When a Winter Storm Warning is Issued . . .
- Stay indoors during the storm.
- If you must go outside, several layers of lightweight clothing will keep you warmer than a single heavy coat. Gloves (or mittens) and a hat will prevent loss of body heat. Cover your mouth to protect your lungs.
- Understand the hazards of wind chill, which combines the cooling effect of wind and cold temperatures on exposed skin.
- As winds increase, heat is carried away from a person's body at an accelerated rated, driving down the body temperature.
- Walk carefully on snowy, icy, sidewalks.
- After the storm, if you shovel snow, be extremely careful. It is physically strenuous work, so take frequent breaks. Avoid overexertion.
Avoid traveling by car in a storm, but if you must . . .
· Carry a Disaster Supplies Kit in the trunk.
· Keep your car's gas tank full for emergency use and to keep the fuel line from freezing.
· Let someone know your destination, your route, and when you expect to arrive. If your car gets stuck along the way, help can be sent along your predetermined route.
If You Do Get Stuck . . .
- Stay with your car. Do not try to walk to safety.
- Tie a brightly colored cloth (preferably red) to the antenna for rescuers to see.

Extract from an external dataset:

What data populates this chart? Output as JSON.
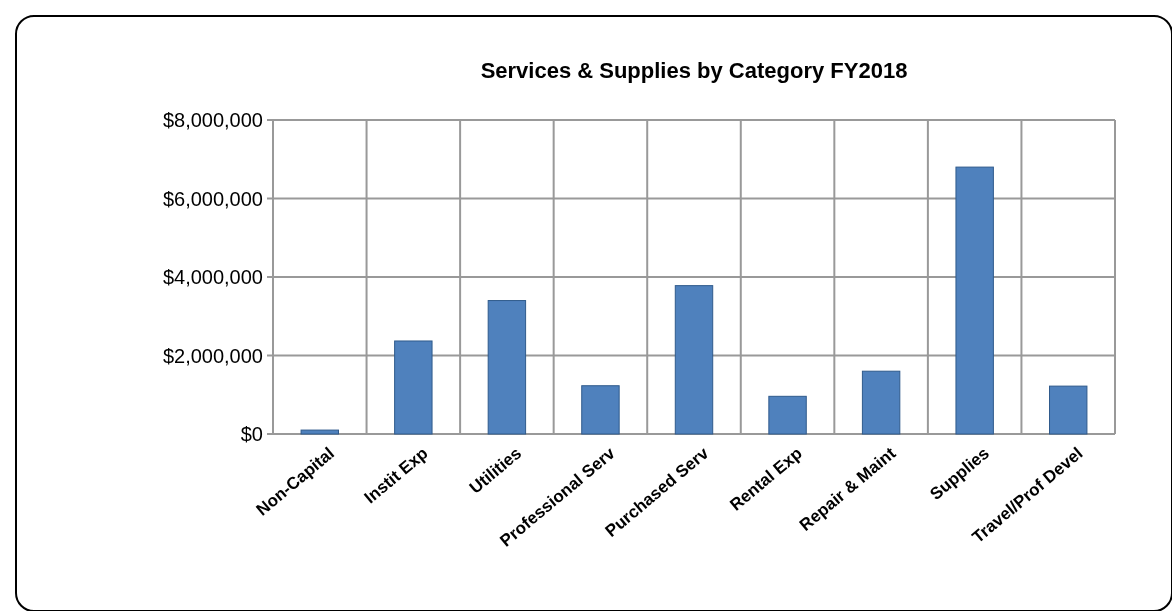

- Start the car and use the heater for about 10 minutes every hour. Keep the exhaust pipe clear so fumes won't back up in the car.
- Leave the overhead light on when the engine is running so that you can be seen.
- As you sit, keep moving your arms and legs to keep blood circulating and to stay warm.
- Keep one window away from the blowing wind slightly open to let in air.
What to Do After a Winter Storm
- Continue listening to local radio or television stations or a NOAA Weather Radio for updated information and instructions. Access may be limited to some parts of the community, or roads may be blocked.
- Help a neighbor who may require special assistance--infants, elderly people, and people with disabilities. Elderly people and people with disabilities may require additional assistance. People who care for them or who have large families may need additional assistance in emergency situations.
- Avoid driving and other travel until conditions have improved. Roads may be blocked by snow or emergency vehicles.
- Avoid overexertion. Heart attacks from shoveling heavy snow are a leading cause of deaths during winter.
- Follow forecasts and be prepared when venturing outside. Major winter storms are often followed by even colder conditions.